Pull-Based Data Ingestion Improves Performance but Increases Complexity: ModelarDB uses pull-based ingestion to read data points from sources such as files or sockets. While this removes the need for an external process that converts from the source representation to a representation ModelarDB supports, thus improving performance and theoretically reducing complexity, it has a number of downsides. For example, it limits the number of data formats ModelarDB can support as support for a new data format has to be implemented in the system itself. Also, pull-based data ingestion requires a mechanism for adding new sources to pull data points from to ModelarDB or for ModelarDB to automatically detect new sources to pull data points from. This significantly increases the complexity of the system compared to push-based data ingestion as it only requires that ModelarDB provides an endpoint that clients can push a single data format to.
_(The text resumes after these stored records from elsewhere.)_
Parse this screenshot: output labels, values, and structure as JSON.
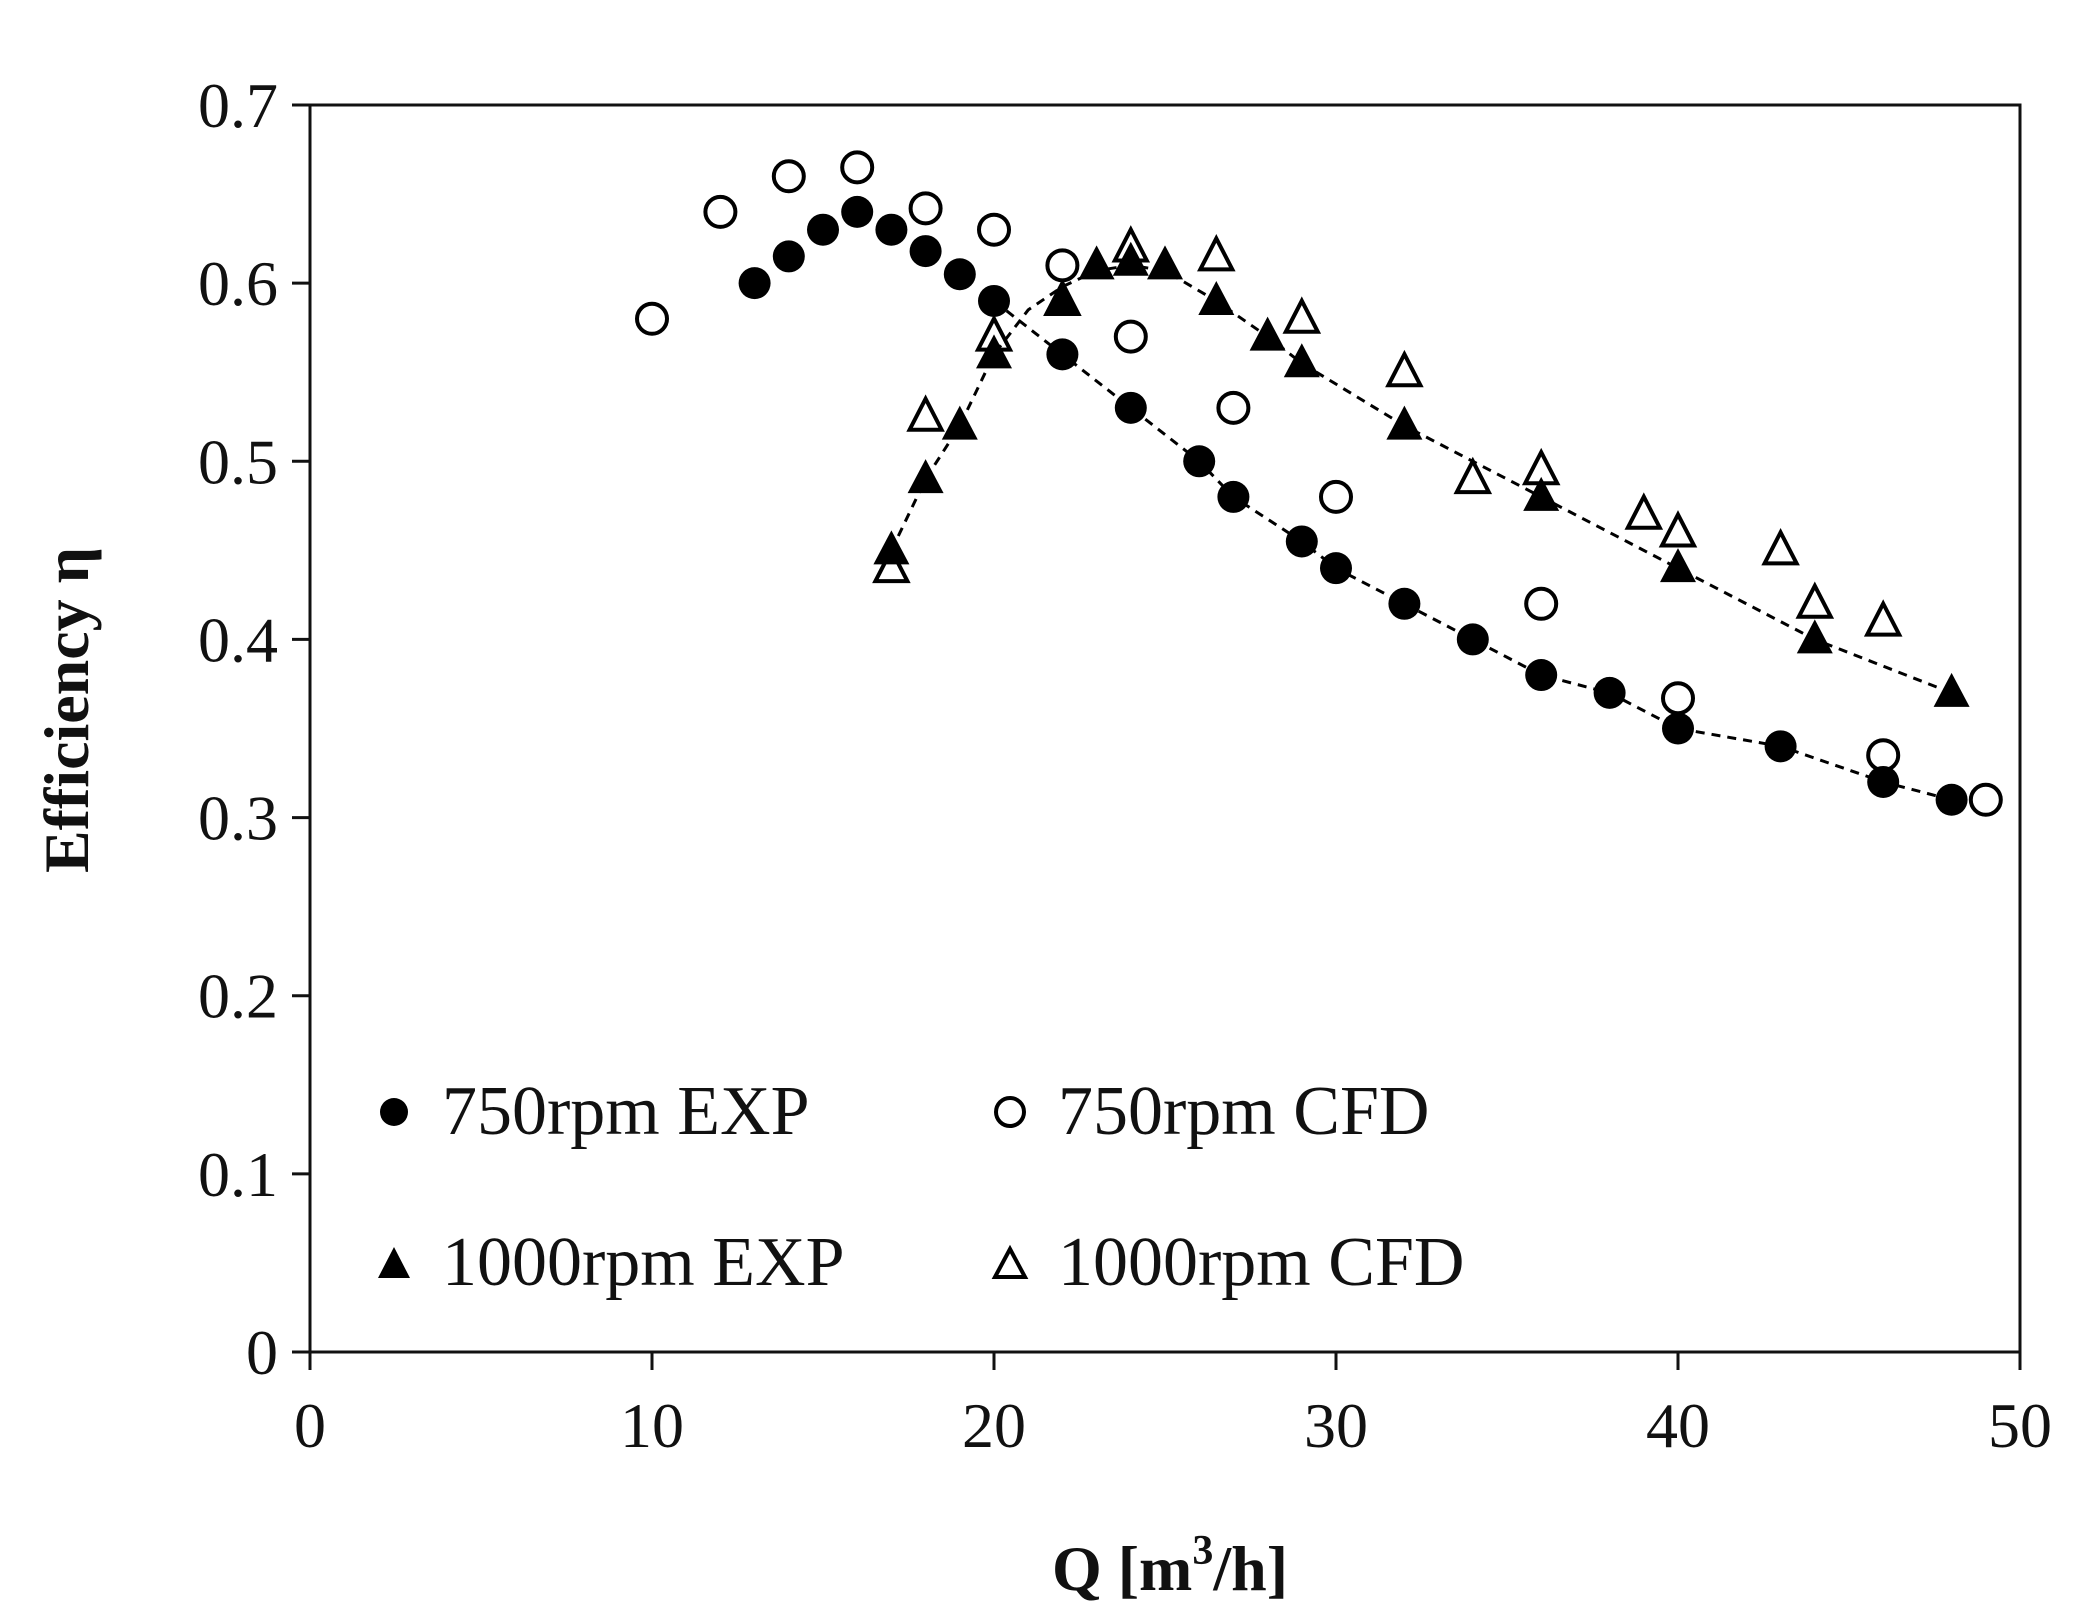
{
  "chart_data": {
    "type": "scatter",
    "title": "",
    "xlabel": "Q [m",
    "xlabel_sup": "3",
    "xlabel_tail": "/h]",
    "ylabel": "Efficiency η",
    "xlim": [
      0,
      50
    ],
    "ylim": [
      0,
      0.7
    ],
    "xticks": [
      0,
      10,
      20,
      30,
      40,
      50
    ],
    "yticks": [
      0,
      0.1,
      0.2,
      0.3,
      0.4,
      0.5,
      0.6,
      0.7
    ],
    "xtick_labels": [
      "0",
      "10",
      "20",
      "30",
      "40",
      "50"
    ],
    "ytick_labels": [
      "0",
      "0.1",
      "0.2",
      "0.3",
      "0.4",
      "0.5",
      "0.6",
      "0.7"
    ],
    "grid": false,
    "legend_position": "bottom-left",
    "series": [
      {
        "name": "750rpm EXP",
        "marker": "circle",
        "filled": true,
        "x": [
          13,
          14,
          15,
          16,
          17,
          18,
          19,
          20,
          22,
          24,
          26,
          27,
          29,
          30,
          32,
          34,
          36,
          38,
          40,
          43,
          46,
          48
        ],
        "y": [
          0.6,
          0.615,
          0.63,
          0.64,
          0.63,
          0.618,
          0.605,
          0.59,
          0.56,
          0.53,
          0.5,
          0.48,
          0.455,
          0.44,
          0.42,
          0.4,
          0.38,
          0.37,
          0.35,
          0.34,
          0.32,
          0.31
        ]
      },
      {
        "name": "750rpm CFD",
        "marker": "circle",
        "filled": false,
        "x": [
          10,
          12,
          14,
          16,
          18,
          20,
          22,
          24,
          27,
          30,
          36,
          40,
          46,
          49
        ],
        "y": [
          0.58,
          0.64,
          0.66,
          0.665,
          0.642,
          0.63,
          0.61,
          0.57,
          0.53,
          0.48,
          0.42,
          0.367,
          0.335,
          0.31
        ]
      },
      {
        "name": "1000rpm EXP",
        "marker": "triangle",
        "filled": true,
        "x": [
          17,
          18,
          19,
          20,
          22,
          23,
          24,
          25,
          26.5,
          28,
          29,
          32,
          36,
          40,
          44,
          48
        ],
        "y": [
          0.45,
          0.49,
          0.52,
          0.56,
          0.59,
          0.61,
          0.612,
          0.61,
          0.59,
          0.57,
          0.555,
          0.52,
          0.48,
          0.44,
          0.4,
          0.37
        ]
      },
      {
        "name": "1000rpm CFD",
        "marker": "triangle",
        "filled": false,
        "x": [
          17,
          18,
          20,
          22,
          24,
          26.5,
          29,
          32,
          34,
          36,
          39,
          40,
          43,
          44,
          46
        ],
        "y": [
          0.44,
          0.525,
          0.57,
          0.59,
          0.62,
          0.615,
          0.58,
          0.55,
          0.49,
          0.495,
          0.47,
          0.46,
          0.45,
          0.42,
          0.41
        ]
      }
    ],
    "trendlines": [
      {
        "name": "750rpm EXP trend",
        "style": "dashed",
        "x": [
          20,
          22,
          24,
          26,
          27,
          29,
          30,
          32,
          34,
          36,
          38,
          40,
          43,
          46,
          48
        ],
        "y": [
          0.59,
          0.56,
          0.53,
          0.5,
          0.48,
          0.455,
          0.44,
          0.42,
          0.4,
          0.38,
          0.37,
          0.35,
          0.34,
          0.32,
          0.31
        ]
      },
      {
        "name": "1000rpm EXP trend",
        "style": "dashed",
        "x": [
          17,
          18,
          19,
          20,
          21,
          22,
          23,
          24,
          25,
          26.5,
          28,
          29,
          32,
          36,
          40,
          44,
          48
        ],
        "y": [
          0.45,
          0.49,
          0.52,
          0.56,
          0.585,
          0.598,
          0.607,
          0.61,
          0.607,
          0.59,
          0.57,
          0.555,
          0.52,
          0.48,
          0.44,
          0.4,
          0.37
        ]
      }
    ]
  },
  "colors": {
    "axis": "#111111",
    "marker": "#000000",
    "background": "#ffffff"
  }
}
As a result, the current version of ModelarDB requires that the sources to ingest data points from are added to its configuration file, and the system must be restarted whenever a new source is added. Similarly, Google changed Monarch’s data ingestion from pull-based to push-based as the infrastructure needed for Monarch to discover the entities to pull data points from made the system’s architecture more complex and limited its scalability [2].
10 Related Work
As the amount of time series data increases, many TSMSs have been proposed. Surveys of TSMSs developed through academic and industrial research can be found in [10, 11] and a survey of open-source TSMSs can be found in [4].
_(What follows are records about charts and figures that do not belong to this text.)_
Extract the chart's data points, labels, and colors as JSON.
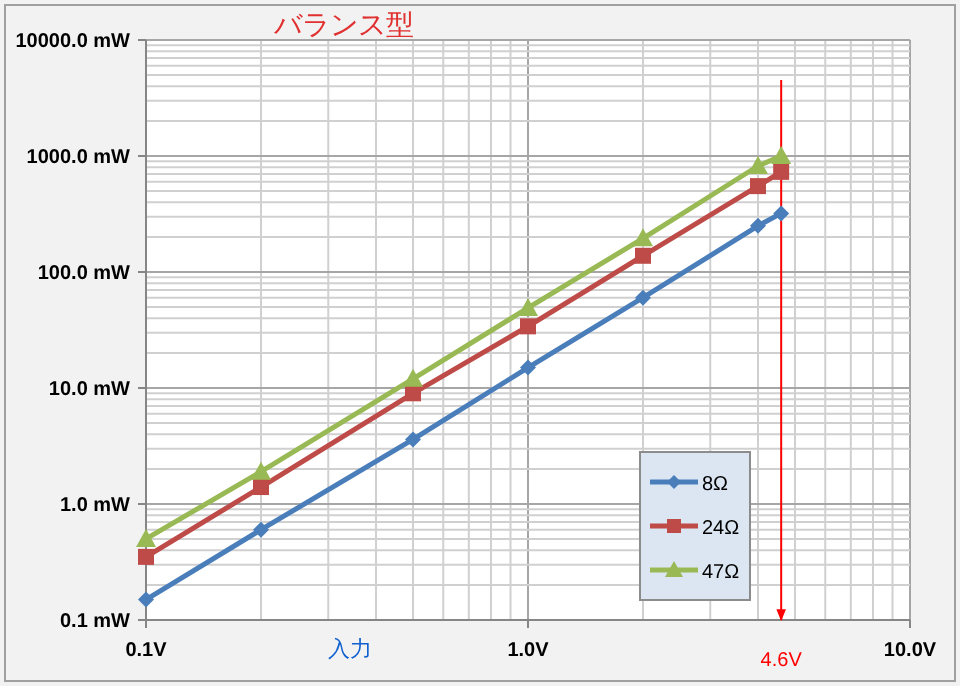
{
  "chart_data": {
    "type": "line",
    "title": "バランス型",
    "xlabel": "入力",
    "x": [
      0.1,
      0.2,
      0.5,
      1,
      2,
      4,
      4.6
    ],
    "series": [
      {
        "name": "8Ω",
        "color": "#4a7ebb",
        "marker": "diamond",
        "values": [
          0.15,
          0.6,
          3.6,
          15,
          60,
          250,
          320
        ]
      },
      {
        "name": "24Ω",
        "color": "#be4b48",
        "marker": "square",
        "values": [
          0.35,
          1.4,
          9,
          34,
          138,
          550,
          730
        ]
      },
      {
        "name": "47Ω",
        "color": "#98b954",
        "marker": "triangle",
        "values": [
          0.5,
          1.9,
          12,
          49,
          195,
          820,
          1000
        ]
      }
    ],
    "log": "xy",
    "xlim": [
      0.1,
      10
    ],
    "ylim": [
      0.1,
      10000
    ],
    "xticks": [
      {
        "value": 0.1,
        "label": "0.1V"
      },
      {
        "value": 1,
        "label": "1.0V"
      },
      {
        "value": 10,
        "label": "10.0V"
      }
    ],
    "yticks": [
      {
        "value": 0.1,
        "label": "0.1 mW"
      },
      {
        "value": 1,
        "label": "1.0 mW"
      },
      {
        "value": 10,
        "label": "10.0 mW"
      },
      {
        "value": 100,
        "label": "100.0 mW"
      },
      {
        "value": 1000,
        "label": "1000.0 mW"
      },
      {
        "value": 10000,
        "label": "10000.0 mW"
      }
    ],
    "ref_lines": [
      {
        "axis": "x",
        "value": 4.6,
        "label": "4.6V",
        "color": "#ff0000"
      }
    ],
    "grid": true,
    "legend": "right",
    "line_style": "solid"
  }
}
10.1 Querying Compressed Time Series
Several TSMSs have been proposed that can execute different types of queries directly on compressed time series. FunctionDB [27] supports fitting polynomial functions to data points and evaluating queries directly on the polynomial functions. Plato [15] supports fitting different types of models to data points and supports user-defined model types. Plato evaluates queries directly on the models if the necessary functions are implemented, otherwise, queries are evaluated on data points reconstructed from the models. Plato was extended to provide deterministic error guarantees for some types of queries [19]. Tristan [21] is a TSMS based on the MiSTRAL architecture [20]. It compresses time series using dictionary compression and can execute queries on this compressed representation. Tristan’s compression method was later extended to take correlation into account [16]. SummaryStore [3] splits time series into segments, compresses each segment using different compression methods, and then uses the most appropriate representation when answering queries. Over time the segments are combined, this reduces the amount of storage required but can increase the error of the representations. Compared to FunctionDB [27] and Tristan [16, 20, 21], ModelarDB compresses each time series group using multiple different model types. Also, ModelarDB can run distributed unlike Plato [15, 19] and SummaryStore [3].
10.2 Data Transfer
Unlike ModelarDB, most TSMSs are designed for deployment on either the edge or in the cloud and do not support transferring ingested data points to the cloud. However, a few exceptions do exist. Respawn [5] is designed to be deployed on both edge nodes and cloud nodes. Queries are submitted to a Dispatcher that redirects the clients to the appropriate nodes. To reduce latency, Respawn continuously migrates data points from the edge nodes to the cloud nodes. Storacle [6] was designed for monitoring smart grids and it periodically transfers data points to the cloud. The most recent data points are not immediately deleted after being transferred so they can still be accessed on the edge nodes with low latency. Apache IoTDB [28] is designed to be used as an embedded TSMS, a standalone TSMS, or a distributed TSMS depending on the available hardware. Apache IoTDB uses the novel column-based TsFile file format for storage, which is similar to Apache Parquet. It also supports transferring TsFiles using a File Sync component. Compared to Respawn [5], Storacle [6], and Apache IoTDB [28], ModelarDB supports both lossless and lossy compression of time series groups, automatic selection of the type of model that provides the best compression ratio for each dynamically sized sub-sequence, and it exploits that the time series are stored as models to much more efficiently answer aggregate queries.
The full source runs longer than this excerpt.